Menurutnya, kolaborasi menjadi kunci utama dalam pencapaian akreditasi unggul. Ia menyampaikan apresiasi kepada seluruh program studi, Lembaga Penjaminan Mutu (LPM), tenaga kependidikan, mahasiswa serta pihak-pihak yang selama ini mendukung proses akreditasi.

“Tanpa kolaborasi dan kekompakkan para pihak dalam melaksanakan tridarma, akreditasi unggul tidak akan bisa tercapai,” katanya.

Alfiani mengungkapkan, keberadaan program Makan Bergizi Gratis (MBG) turut membuka peluang besar bagi lulusan Fikes Unisa. Bahkan, seluruh lulusan Program Studi Gizi saat ini telah terserap di dunia kerja.

Selain itu, kata dia, sejumlah alumni juga telah menjadi Pegawai Pemerintah dengan Perjanjian Kerja (PPPK) di Kabupaten Kuningan maupun wilayah Cirebon.

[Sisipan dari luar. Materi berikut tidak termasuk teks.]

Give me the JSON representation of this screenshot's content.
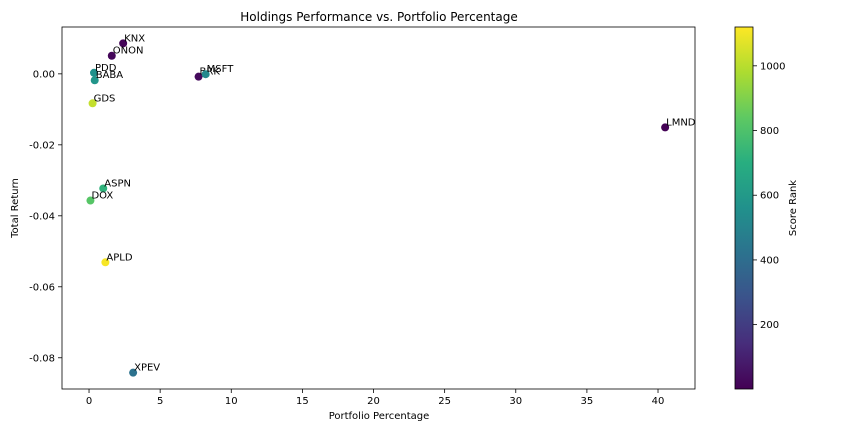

Seiring dengan pencapaian tersebut, Fikes Unisa kini tengah mempersiapkan pembukaan Program Pendidikan Profesi Gizi dengan konsentrasi nutrisionis. Perencanaan tersebut telah dimulai sejak 2024 dan ditargetkan mulai dibuka pada tahun ajaran 2027-2028.

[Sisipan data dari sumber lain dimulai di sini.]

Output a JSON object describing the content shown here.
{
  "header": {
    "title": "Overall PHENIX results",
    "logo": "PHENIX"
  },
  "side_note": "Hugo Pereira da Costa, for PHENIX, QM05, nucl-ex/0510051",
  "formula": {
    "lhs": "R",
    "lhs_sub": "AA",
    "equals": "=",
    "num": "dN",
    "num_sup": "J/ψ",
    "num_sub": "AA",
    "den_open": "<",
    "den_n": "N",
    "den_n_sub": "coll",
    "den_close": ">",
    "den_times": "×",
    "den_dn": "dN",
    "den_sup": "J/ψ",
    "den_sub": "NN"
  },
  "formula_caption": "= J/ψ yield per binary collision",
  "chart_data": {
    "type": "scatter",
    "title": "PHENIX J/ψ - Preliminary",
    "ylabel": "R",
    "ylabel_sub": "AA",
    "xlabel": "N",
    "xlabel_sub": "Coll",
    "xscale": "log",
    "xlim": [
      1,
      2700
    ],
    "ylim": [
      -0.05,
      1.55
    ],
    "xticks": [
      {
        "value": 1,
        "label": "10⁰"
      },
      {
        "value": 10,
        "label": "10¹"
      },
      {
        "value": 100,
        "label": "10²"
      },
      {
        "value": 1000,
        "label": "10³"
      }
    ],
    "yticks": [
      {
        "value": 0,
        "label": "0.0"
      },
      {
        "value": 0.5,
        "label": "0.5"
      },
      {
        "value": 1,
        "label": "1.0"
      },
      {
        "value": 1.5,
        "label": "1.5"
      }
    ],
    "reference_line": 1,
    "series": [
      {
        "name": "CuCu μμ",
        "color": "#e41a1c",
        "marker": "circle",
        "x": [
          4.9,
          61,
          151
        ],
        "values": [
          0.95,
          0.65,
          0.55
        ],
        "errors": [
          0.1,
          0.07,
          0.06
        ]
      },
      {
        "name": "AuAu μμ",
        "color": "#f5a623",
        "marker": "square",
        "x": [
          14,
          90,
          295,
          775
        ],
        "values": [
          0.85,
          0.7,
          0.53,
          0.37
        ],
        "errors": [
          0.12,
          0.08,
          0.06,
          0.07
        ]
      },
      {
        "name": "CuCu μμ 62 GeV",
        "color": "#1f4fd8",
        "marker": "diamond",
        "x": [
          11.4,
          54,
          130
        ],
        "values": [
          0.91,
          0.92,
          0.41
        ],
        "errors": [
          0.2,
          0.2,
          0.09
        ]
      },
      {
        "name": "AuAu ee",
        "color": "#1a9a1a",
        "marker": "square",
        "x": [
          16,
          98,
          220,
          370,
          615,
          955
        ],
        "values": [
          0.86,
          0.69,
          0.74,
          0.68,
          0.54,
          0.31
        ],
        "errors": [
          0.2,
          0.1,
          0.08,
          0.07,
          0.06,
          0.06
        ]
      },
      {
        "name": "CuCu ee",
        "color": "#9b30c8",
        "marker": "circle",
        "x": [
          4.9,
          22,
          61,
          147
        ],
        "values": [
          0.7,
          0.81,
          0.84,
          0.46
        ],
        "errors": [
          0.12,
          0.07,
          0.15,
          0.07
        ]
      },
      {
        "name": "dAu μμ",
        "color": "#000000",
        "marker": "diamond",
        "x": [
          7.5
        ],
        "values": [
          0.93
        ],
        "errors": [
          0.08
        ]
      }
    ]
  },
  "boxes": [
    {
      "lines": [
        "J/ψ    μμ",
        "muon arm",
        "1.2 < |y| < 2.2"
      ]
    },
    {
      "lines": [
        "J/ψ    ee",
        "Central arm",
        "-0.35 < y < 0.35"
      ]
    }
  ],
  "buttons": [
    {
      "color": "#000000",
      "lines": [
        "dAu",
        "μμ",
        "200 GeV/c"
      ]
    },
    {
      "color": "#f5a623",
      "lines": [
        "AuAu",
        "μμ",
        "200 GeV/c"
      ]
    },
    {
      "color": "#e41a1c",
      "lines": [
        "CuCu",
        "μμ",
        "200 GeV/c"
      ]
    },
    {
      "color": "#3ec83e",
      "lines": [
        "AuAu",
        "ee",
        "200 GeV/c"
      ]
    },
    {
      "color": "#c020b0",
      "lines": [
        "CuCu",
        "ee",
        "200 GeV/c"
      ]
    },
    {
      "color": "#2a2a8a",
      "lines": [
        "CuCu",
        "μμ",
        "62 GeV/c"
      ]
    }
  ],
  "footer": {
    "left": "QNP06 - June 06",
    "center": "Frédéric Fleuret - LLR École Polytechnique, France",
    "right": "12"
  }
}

“Kami sudah merancang sejak tahun 2024 dan insyaallah bisa dirilis atau dibuka pada tahun ajaran 2027-2028. Profesi gizi ini akan mengambil bidang nutrisionis,” ungkapnya.

Ia menjelaskan, terdapat beberapa alasan yang melatarbelakangi pembukaan program profesi tersebut. Pertama, tingginya penyerapan lulusan di bidang nutrisionis, terutama di Puskesmas dan program MBG. Sementara penyerapan di rumah sakit hanya sekitar 10 persen.

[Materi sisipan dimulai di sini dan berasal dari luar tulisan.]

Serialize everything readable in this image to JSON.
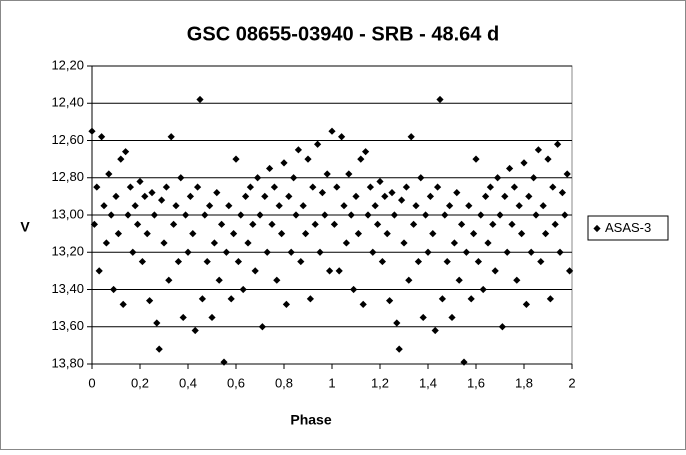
{
  "chart_data": {
    "type": "scatter",
    "title": "GSC 08655-03940 - SRB - 48.64 d",
    "x_label": "Phase",
    "y_label": "V",
    "xlim": [
      0,
      2
    ],
    "ylim": [
      12.2,
      13.8
    ],
    "y_inverted": true,
    "xticks": [
      0,
      {
        "value": 0.2,
        "label": "0,2"
      },
      {
        "value": 0.4,
        "label": "0,4"
      },
      {
        "value": 0.6,
        "label": "0,6"
      },
      {
        "value": 0.8,
        "label": "0,8"
      },
      1,
      {
        "value": 1.2,
        "label": "1,2"
      },
      {
        "value": 1.4,
        "label": "1,4"
      },
      {
        "value": 1.6,
        "label": "1,6"
      },
      {
        "value": 1.8,
        "label": "1,8"
      },
      2
    ],
    "yticks": [
      {
        "value": 12.2,
        "label": "12,20"
      },
      {
        "value": 12.4,
        "label": "12,40"
      },
      {
        "value": 12.6,
        "label": "12,60"
      },
      {
        "value": 12.8,
        "label": "12,80"
      },
      {
        "value": 13.0,
        "label": "13,00"
      },
      {
        "value": 13.2,
        "label": "13,20"
      },
      {
        "value": 13.4,
        "label": "13,40"
      },
      {
        "value": 13.6,
        "label": "13,60"
      },
      {
        "value": 13.8,
        "label": "13,80"
      }
    ],
    "grid": true,
    "legend": "right",
    "series": [
      {
        "name": "ASAS-3",
        "color": "#000000",
        "x": [
          0,
          0.01,
          0.02,
          0.03,
          0.04,
          0.05,
          0.06,
          0.07,
          0.08,
          0.09,
          0.1,
          0.11,
          0.12,
          0.13,
          0.14,
          0.15,
          0.16,
          0.17,
          0.18,
          0.19,
          0.2,
          0.21,
          0.22,
          0.23,
          0.24,
          0.25,
          0.26,
          0.27,
          0.28,
          0.29,
          0.3,
          0.31,
          0.32,
          0.33,
          0.34,
          0.35,
          0.36,
          0.37,
          0.38,
          0.39,
          0.4,
          0.41,
          0.42,
          0.43,
          0.44,
          0.45,
          0.46,
          0.47,
          0.48,
          0.49,
          0.5,
          0.51,
          0.52,
          0.53,
          0.54,
          0.55,
          0.56,
          0.57,
          0.58,
          0.59,
          0.6,
          0.61,
          0.62,
          0.63,
          0.64,
          0.65,
          0.66,
          0.67,
          0.68,
          0.69,
          0.7,
          0.71,
          0.72,
          0.73,
          0.74,
          0.75,
          0.76,
          0.77,
          0.78,
          0.79,
          0.8,
          0.81,
          0.82,
          0.83,
          0.84,
          0.85,
          0.86,
          0.87,
          0.88,
          0.89,
          0.9,
          0.91,
          0.92,
          0.93,
          0.94,
          0.95,
          0.96,
          0.97,
          0.98,
          0.99,
          1,
          1.01,
          1.02,
          1.03,
          1.04,
          1.05,
          1.06,
          1.07,
          1.08,
          1.09,
          1.1,
          1.11,
          1.12,
          1.13,
          1.14,
          1.15,
          1.16,
          1.17,
          1.18,
          1.19,
          1.2,
          1.21,
          1.22,
          1.23,
          1.24,
          1.25,
          1.26,
          1.27,
          1.28,
          1.29,
          1.3,
          1.31,
          1.32,
          1.33,
          1.34,
          1.35,
          1.36,
          1.37,
          1.38,
          1.39,
          1.4,
          1.41,
          1.42,
          1.43,
          1.44,
          1.45,
          1.46,
          1.47,
          1.48,
          1.49,
          1.5,
          1.51,
          1.52,
          1.53,
          1.54,
          1.55,
          1.56,
          1.57,
          1.58,
          1.59,
          1.6,
          1.61,
          1.62,
          1.63,
          1.64,
          1.65,
          1.66,
          1.67,
          1.68,
          1.69,
          1.7,
          1.71,
          1.72,
          1.73,
          1.74,
          1.75,
          1.76,
          1.77,
          1.78,
          1.79,
          1.8,
          1.81,
          1.82,
          1.83,
          1.84,
          1.85,
          1.86,
          1.87,
          1.88,
          1.89,
          1.9,
          1.91,
          1.92,
          1.93,
          1.94,
          1.95,
          1.96,
          1.97,
          1.98,
          1.99
        ],
        "values": [
          12.55,
          13.05,
          12.85,
          13.3,
          12.58,
          12.95,
          13.15,
          12.78,
          13.0,
          13.4,
          12.9,
          13.1,
          12.7,
          13.48,
          12.66,
          13.0,
          12.85,
          13.2,
          12.95,
          13.05,
          12.82,
          13.25,
          12.9,
          13.1,
          13.46,
          12.88,
          13.0,
          13.58,
          13.72,
          12.92,
          13.15,
          12.85,
          13.35,
          12.58,
          13.05,
          12.95,
          13.25,
          12.8,
          13.55,
          13.0,
          13.2,
          12.9,
          13.1,
          13.62,
          12.85,
          12.38,
          13.45,
          13.0,
          13.25,
          12.95,
          13.55,
          13.15,
          12.88,
          13.35,
          13.05,
          13.79,
          13.2,
          12.95,
          13.45,
          13.1,
          12.7,
          13.25,
          13.0,
          13.4,
          12.9,
          13.15,
          12.85,
          13.05,
          13.3,
          12.8,
          13.0,
          13.6,
          12.9,
          13.2,
          12.75,
          13.05,
          12.85,
          13.35,
          12.95,
          13.1,
          12.72,
          13.48,
          12.9,
          13.2,
          12.8,
          13.0,
          12.65,
          13.25,
          12.95,
          13.1,
          12.7,
          13.45,
          12.85,
          13.05,
          12.62,
          13.2,
          12.88,
          13.0,
          12.78,
          13.3,
          12.55,
          13.05,
          12.85,
          13.3,
          12.58,
          12.95,
          13.15,
          12.78,
          13.0,
          13.4,
          12.9,
          13.1,
          12.7,
          13.48,
          12.66,
          13.0,
          12.85,
          13.2,
          12.95,
          13.05,
          12.82,
          13.25,
          12.9,
          13.1,
          13.46,
          12.88,
          13.0,
          13.58,
          13.72,
          12.92,
          13.15,
          12.85,
          13.35,
          12.58,
          13.05,
          12.95,
          13.25,
          12.8,
          13.55,
          13.0,
          13.2,
          12.9,
          13.1,
          13.62,
          12.85,
          12.38,
          13.45,
          13.0,
          13.25,
          12.95,
          13.55,
          13.15,
          12.88,
          13.35,
          13.05,
          13.79,
          13.2,
          12.95,
          13.45,
          13.1,
          12.7,
          13.25,
          13.0,
          13.4,
          12.9,
          13.15,
          12.85,
          13.05,
          13.3,
          12.8,
          13.0,
          13.6,
          12.9,
          13.2,
          12.75,
          13.05,
          12.85,
          13.35,
          12.95,
          13.1,
          12.72,
          13.48,
          12.9,
          13.2,
          12.8,
          13.0,
          12.65,
          13.25,
          12.95,
          13.1,
          12.7,
          13.45,
          12.85,
          13.05,
          12.62,
          13.2,
          12.88,
          13.0,
          12.78,
          13.3
        ]
      }
    ]
  }
}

Selain itu, tingginya angka stunting di Kabupaten Kuningan juga menjadi perhatian serius bagi Fikes Unisa. Menurut Alfiani, keberadaan Program Studi Gizi dan rencana pembukaan profesi nutrisionis diharapkan dapat menjadi bagian dari upaya menekan prevalensi stunting di daerah.

“Kuningan menjadi salah satu kabupaten dengan angka stunting yang masih tinggi. Persoalan tersebut menjadi tanggung jawab bersama, termasuk bagi kami yang memiliki Program Studi Gizi di Unisa,” ujarnya.

Ia berharap dukungan dari pemerintah, dosen dan seluruh keluarga besar Unisa agar pengembangan Program Pendidikan Profesi Gizi dapat berjalan sesuai rencana.

Pihaknya juga menegaskan, predikat akreditasi unggul bukanlah akhir dari perjalanan, melainkan awal untuk terus melakukan perbaikan mutu. Dengan demikian, mahasiswa dan dosen dapat terus berkembang serta memberikan manfaat yang lebih besar bagi masyarakat.

“Unggul bukan akhir dari segalanya, tetapi awal dari perbaikan mutu kami. Sehingga mahasiswa dan dosen dapat terus berkembang demi kebermanfaatan bagi masyarakat,” tutupnya.